À Ottawa, j’ai vite constaté que, bien que mes droits linguistiques bénéficient d’une certaine protection légale, le respect de ces droits n’allait pas nécessairement de soi. Devant chaque omission, devant chaque imposition, j’ai appris l’importance de prendre ma place et de dénoncer. J’ai appris la valeur de chaque petit gain, mais aussi la frustration et le sentiment d’être invisible.

Ces apprentissages souvent difficiles prennent aujourd’hui tout leur sens dans le climat politique actuel. Mes propres expériences face à la discrimination en tant que francophone m’ont convaincue de poursuivre la lutte contre les injustices, ainsi que de l’importance de la solidarité dans cette lutte.

Face à la montée du racisme et de l’islamophobie au pays, face à l’ampleur croissante de la xénophobie, de l’homophobie, de la transphobie et de la misogynie dans le discours public, je ne peux rester silencieuse. Ma voix doit s’élever de concert avec mes consoeurs de tous les horizons sociaux, politiques et culturels pour dénoncer la peur et l’intolérance. Les femmes, unies, jamais ne seront vaincues!

Je suis une francophone ayant grandi au Québec. Je me suis installée au Yukon en mai dernier afin de prendre les rênes des EssentiElles, un groupe de défense des droits des femmes francophones du territoire. J’ai longuement été impliquée en politique, implication qui se poursuit toujours aujourd’hui. En 2011, j’ai été élue à la Chambre des communes en tant que députée fédérale de Portneuf–Jacques-Cartier. J’étais membre de l’Opposition officielle jusqu’en octobre 2015.


Almost a year ago I left Québec to settle in the Yukon. I became the executive director for Les EssentiElles, an organization defending the interests of French-speaking women in the Yukon. Even though I had always considered myself a progressive and an engaged citizen being an activist is a new experience for me. Through my work I fight for women’s rights as well as the linguistic rights of French-speaking women across the territory. Living in Québec I often took these rights for granted as I never had to work to have that important part of my identity recognized. When I became a Member of Parliament I wanted to use that privilege to bring positive change to our society. As a public figure I had the opportunity to be a strong voice for marginalized communities. As a francophone I was able to celebrate my culture and my language by defending the rights of French-speakers across this country. On the Hill I realized that even though Canadian law protects linguistic rights. Those protections are insufficient. Everyday I had to defend my rights as a French-speaker. Through my work I learned the true value of every gain but also the frustration that comes with feeling invisible.
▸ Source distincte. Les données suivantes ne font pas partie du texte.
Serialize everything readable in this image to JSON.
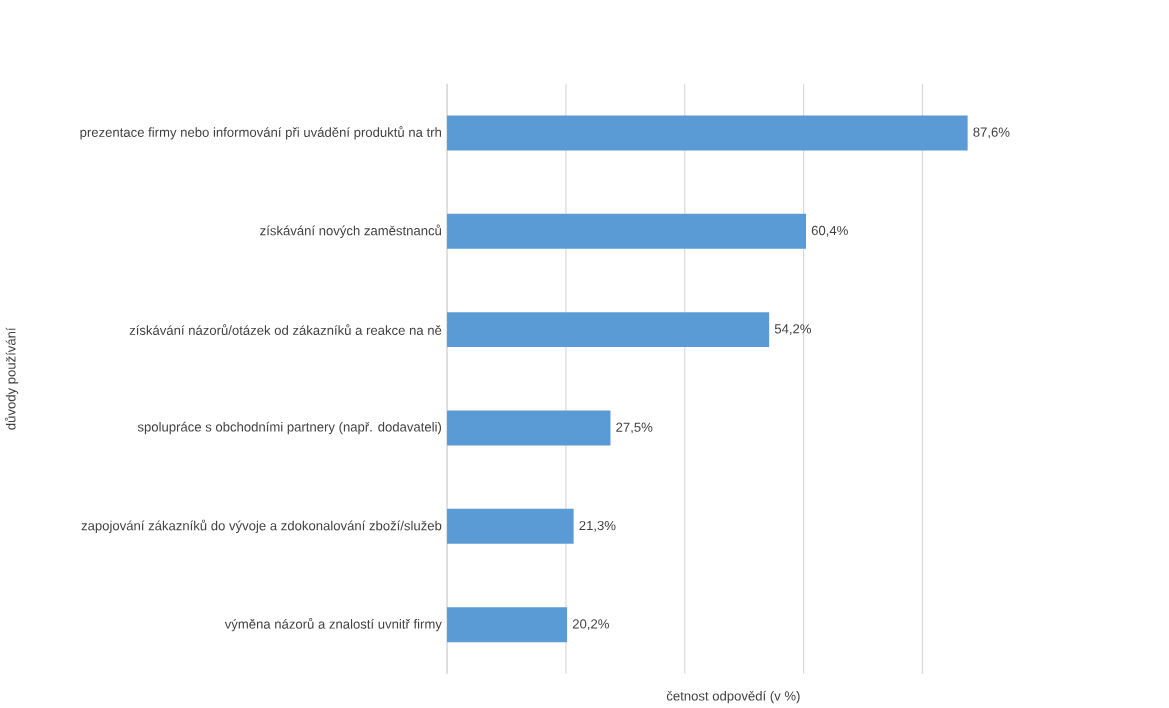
{
  "chart_data": {
    "type": "bar",
    "orientation": "horizontal",
    "xlabel": "četnost odpovědí (v %)",
    "ylabel": "důvody používání",
    "categories": [
      "prezentace firmy nebo informování při uvádění produktů na trh",
      "získávání nových zaměstnanců",
      "získávání názorů/otázek od zákazníků a reakce na ně",
      "spolupráce s obchodními partnery (např. dodavateli)",
      "zapojování zákazníků do vývoje a zdokonalování zboží/služeb",
      "výměna názorů a znalostí uvnitř firmy"
    ],
    "values": [
      87.6,
      60.4,
      54.2,
      27.5,
      21.3,
      20.2
    ],
    "value_labels": [
      "87,6%",
      "60,4%",
      "54,2%",
      "27,5%",
      "21,3%",
      "20,2%"
    ],
    "color": "#5b9bd5",
    "grid": "x",
    "tick_labels": "y"
  }
}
In today’s political climate what I have learned through my experiences with discrimination take a completely new meaning. With the rise of racism and islamophobia across the country, with xenophobia, homophobia, transphobia and misogyny taking more and more space in public discourse, I cannot be silent. I must stand in solidarity with my sisters from all social, political and cultural backgrounds to work together against fear and intolerance. Women, united, will never be defeated!
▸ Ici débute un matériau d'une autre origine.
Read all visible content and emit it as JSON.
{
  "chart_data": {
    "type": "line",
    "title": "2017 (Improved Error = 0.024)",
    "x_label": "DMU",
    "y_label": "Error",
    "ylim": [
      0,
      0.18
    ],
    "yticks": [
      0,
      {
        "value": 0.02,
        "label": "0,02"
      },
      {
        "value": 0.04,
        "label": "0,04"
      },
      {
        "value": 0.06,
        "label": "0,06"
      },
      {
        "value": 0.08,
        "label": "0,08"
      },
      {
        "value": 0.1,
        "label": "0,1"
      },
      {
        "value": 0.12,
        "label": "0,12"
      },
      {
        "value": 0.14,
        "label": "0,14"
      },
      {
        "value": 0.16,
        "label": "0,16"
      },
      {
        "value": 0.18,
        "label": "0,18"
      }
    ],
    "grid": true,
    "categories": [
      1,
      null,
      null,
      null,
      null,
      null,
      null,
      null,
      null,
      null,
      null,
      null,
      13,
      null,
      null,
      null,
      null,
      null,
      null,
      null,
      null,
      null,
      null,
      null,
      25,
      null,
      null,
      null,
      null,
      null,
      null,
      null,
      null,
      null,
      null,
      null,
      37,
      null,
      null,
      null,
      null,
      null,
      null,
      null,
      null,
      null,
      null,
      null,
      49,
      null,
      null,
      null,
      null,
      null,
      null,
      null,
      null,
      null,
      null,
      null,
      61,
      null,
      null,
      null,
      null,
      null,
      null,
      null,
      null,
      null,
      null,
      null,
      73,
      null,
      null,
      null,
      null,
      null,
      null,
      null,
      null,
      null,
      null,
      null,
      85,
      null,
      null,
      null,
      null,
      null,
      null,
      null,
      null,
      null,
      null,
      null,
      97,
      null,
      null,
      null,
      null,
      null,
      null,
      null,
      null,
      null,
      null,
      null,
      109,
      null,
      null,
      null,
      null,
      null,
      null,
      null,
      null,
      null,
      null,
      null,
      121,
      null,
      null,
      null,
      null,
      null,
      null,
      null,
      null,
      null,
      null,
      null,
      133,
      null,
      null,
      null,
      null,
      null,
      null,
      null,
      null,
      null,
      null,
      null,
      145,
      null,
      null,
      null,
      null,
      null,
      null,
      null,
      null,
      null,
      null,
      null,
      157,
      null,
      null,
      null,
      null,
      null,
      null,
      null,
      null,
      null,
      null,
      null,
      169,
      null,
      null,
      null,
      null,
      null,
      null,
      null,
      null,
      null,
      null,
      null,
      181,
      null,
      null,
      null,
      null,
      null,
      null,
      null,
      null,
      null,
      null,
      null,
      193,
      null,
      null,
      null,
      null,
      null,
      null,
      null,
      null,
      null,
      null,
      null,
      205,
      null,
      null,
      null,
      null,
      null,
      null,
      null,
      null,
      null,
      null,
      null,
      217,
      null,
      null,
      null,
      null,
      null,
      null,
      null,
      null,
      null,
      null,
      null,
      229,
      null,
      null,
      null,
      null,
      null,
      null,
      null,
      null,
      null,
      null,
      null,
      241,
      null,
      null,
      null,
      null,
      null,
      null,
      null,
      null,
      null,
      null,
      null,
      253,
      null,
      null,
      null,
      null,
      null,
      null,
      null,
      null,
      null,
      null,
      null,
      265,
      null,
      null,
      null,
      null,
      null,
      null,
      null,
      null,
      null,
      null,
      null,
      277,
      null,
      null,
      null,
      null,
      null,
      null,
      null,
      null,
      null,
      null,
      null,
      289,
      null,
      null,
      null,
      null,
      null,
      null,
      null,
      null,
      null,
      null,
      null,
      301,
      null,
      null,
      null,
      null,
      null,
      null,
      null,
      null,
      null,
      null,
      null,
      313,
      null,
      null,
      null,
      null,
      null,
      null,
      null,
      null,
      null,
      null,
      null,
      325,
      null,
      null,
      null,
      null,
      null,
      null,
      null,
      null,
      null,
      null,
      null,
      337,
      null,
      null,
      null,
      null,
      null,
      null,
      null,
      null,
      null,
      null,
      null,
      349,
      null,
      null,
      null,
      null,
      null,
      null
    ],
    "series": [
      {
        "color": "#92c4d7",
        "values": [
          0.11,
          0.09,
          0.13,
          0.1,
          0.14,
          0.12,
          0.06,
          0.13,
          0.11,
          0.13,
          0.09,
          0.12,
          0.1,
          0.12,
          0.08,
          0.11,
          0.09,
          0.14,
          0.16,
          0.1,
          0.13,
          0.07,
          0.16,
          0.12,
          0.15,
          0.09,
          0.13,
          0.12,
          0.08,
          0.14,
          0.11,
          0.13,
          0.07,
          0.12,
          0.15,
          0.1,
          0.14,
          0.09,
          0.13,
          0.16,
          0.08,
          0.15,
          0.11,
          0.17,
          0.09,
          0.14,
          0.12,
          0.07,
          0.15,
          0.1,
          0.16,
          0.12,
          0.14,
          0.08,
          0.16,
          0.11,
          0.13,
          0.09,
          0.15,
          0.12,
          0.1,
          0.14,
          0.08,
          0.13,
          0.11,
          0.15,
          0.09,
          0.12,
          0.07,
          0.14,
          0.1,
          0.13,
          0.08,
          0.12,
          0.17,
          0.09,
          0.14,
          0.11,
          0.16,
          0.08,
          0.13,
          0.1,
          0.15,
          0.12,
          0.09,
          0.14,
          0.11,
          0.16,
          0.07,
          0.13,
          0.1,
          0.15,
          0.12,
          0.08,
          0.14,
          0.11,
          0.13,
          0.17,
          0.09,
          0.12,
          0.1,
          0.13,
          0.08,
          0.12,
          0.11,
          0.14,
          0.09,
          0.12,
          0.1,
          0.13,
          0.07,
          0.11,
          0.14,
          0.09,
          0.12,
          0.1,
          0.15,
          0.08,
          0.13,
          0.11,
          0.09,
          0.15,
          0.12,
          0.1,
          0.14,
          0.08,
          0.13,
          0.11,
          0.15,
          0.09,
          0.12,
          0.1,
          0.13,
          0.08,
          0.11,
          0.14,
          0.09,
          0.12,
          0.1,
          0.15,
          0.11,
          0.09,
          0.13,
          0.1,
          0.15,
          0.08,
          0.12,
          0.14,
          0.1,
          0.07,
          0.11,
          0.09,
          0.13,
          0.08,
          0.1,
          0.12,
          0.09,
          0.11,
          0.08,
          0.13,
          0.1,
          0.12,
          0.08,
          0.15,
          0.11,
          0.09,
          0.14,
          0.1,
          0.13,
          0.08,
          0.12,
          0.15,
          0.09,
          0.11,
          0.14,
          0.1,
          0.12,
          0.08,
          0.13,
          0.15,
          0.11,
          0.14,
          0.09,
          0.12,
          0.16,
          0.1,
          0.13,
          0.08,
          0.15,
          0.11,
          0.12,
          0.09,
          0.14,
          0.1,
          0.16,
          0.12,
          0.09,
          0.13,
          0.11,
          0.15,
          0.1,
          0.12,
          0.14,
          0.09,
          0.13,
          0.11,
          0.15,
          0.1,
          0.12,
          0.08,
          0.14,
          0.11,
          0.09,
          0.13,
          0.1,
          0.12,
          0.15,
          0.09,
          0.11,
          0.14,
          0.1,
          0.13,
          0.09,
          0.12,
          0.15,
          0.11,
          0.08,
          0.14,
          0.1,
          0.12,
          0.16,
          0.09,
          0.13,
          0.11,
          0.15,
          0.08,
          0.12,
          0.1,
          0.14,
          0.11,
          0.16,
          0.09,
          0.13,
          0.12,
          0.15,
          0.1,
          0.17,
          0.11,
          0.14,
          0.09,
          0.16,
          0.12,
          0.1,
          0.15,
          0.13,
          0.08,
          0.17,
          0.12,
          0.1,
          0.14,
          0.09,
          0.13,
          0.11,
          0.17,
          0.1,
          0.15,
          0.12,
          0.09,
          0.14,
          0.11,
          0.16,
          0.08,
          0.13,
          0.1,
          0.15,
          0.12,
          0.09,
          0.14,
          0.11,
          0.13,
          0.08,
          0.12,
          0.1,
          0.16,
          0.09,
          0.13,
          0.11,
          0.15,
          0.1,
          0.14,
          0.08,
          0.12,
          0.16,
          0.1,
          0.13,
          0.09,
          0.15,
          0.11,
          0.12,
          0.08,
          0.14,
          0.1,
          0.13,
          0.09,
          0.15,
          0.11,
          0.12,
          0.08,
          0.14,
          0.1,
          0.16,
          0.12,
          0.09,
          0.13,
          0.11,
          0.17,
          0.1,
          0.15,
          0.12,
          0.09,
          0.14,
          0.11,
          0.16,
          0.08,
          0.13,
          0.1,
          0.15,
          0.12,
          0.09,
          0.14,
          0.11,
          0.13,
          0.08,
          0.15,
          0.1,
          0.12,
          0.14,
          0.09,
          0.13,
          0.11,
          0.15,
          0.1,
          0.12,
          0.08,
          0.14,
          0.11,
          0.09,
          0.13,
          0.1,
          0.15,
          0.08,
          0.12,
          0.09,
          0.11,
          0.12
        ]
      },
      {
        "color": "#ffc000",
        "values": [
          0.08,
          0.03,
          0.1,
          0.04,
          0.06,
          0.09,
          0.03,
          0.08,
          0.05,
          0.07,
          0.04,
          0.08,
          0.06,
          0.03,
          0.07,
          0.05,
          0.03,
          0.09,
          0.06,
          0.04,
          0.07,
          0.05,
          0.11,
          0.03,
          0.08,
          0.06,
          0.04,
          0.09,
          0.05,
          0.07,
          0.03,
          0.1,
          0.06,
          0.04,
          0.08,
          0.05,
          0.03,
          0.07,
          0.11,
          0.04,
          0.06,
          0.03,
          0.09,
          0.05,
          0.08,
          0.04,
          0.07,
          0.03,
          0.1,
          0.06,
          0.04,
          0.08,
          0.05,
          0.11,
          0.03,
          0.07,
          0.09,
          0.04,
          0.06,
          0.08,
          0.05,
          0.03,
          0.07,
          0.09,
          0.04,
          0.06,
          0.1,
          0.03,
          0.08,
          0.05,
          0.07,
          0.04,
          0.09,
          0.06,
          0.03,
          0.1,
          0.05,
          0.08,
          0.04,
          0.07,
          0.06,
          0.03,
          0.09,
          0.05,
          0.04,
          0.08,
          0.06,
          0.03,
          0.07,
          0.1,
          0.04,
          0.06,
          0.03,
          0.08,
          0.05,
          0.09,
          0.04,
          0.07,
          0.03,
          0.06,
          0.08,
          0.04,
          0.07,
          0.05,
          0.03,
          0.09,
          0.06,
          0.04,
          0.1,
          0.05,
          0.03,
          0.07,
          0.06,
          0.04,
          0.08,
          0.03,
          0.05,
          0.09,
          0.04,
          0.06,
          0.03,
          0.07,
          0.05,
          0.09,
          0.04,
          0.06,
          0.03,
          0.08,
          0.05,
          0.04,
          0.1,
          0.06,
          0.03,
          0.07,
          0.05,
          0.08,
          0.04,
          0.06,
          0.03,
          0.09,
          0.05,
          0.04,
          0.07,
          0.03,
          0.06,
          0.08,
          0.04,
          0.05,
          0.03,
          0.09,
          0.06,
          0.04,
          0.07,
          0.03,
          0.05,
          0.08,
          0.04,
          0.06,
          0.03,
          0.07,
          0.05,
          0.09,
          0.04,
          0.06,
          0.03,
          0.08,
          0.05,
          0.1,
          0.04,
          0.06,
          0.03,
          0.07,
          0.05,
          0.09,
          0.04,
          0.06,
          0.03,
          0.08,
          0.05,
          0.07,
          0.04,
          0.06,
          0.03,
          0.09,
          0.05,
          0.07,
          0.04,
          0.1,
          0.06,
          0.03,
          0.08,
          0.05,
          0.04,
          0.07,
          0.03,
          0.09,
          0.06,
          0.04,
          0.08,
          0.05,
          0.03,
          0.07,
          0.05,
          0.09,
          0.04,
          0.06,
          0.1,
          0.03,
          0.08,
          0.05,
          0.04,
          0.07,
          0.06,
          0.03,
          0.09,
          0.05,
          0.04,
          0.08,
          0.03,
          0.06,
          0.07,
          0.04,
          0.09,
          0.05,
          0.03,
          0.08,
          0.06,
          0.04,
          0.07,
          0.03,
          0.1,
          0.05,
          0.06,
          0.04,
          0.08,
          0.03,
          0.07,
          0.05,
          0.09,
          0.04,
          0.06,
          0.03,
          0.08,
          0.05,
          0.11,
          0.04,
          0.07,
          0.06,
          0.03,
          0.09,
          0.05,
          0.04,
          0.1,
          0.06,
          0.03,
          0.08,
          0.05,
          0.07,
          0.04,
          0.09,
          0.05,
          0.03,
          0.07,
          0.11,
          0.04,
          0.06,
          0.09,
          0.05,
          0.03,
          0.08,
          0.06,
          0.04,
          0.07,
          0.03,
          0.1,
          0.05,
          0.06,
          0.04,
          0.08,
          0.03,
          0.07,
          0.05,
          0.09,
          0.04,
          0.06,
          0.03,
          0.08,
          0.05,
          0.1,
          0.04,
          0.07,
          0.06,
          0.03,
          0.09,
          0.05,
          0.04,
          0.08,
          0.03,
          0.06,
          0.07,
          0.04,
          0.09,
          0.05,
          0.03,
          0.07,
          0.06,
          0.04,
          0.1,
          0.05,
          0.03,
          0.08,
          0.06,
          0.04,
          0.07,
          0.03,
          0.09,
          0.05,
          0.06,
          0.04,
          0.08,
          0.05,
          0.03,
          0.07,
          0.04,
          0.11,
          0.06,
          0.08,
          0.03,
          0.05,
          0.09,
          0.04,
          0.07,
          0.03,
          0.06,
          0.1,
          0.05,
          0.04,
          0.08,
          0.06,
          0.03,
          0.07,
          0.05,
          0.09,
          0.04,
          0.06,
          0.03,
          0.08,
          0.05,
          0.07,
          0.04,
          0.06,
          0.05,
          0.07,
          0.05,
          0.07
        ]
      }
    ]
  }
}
I am a French-speaker, born and raised in Québec. I moved to the Yukon last May and I work as executive director at EssentiElles, an organization defending the interests of French-speaking women in the Yukon. I was involved in politics for many years. In 2011 I was elected to the House of Commons as the Member of Parliament for Portneuf—Jacques-Cartier. I sat as a member of the Official Opposition until October 2015.


This story is the second of a four part series coordinated by the Victoria Faulkner Women’s Centre, the Yukon Status of Women Council, Les EssentiElles, and the Yukon Women’s Transition Home Society to celebrate International Women’s day and the International day for the Elimination of Racism.

Cette histoire est la deuxième d’une série en quatre parties coordonnée par le Victoria Faulkner Women’s Centre, Yukon Status of Women Council, Les EssentiElles et Yukon Women’s Transition Home Society pour célébrer la Journée internationale des femmes et la Journée internationale pour l’élimination du racisme.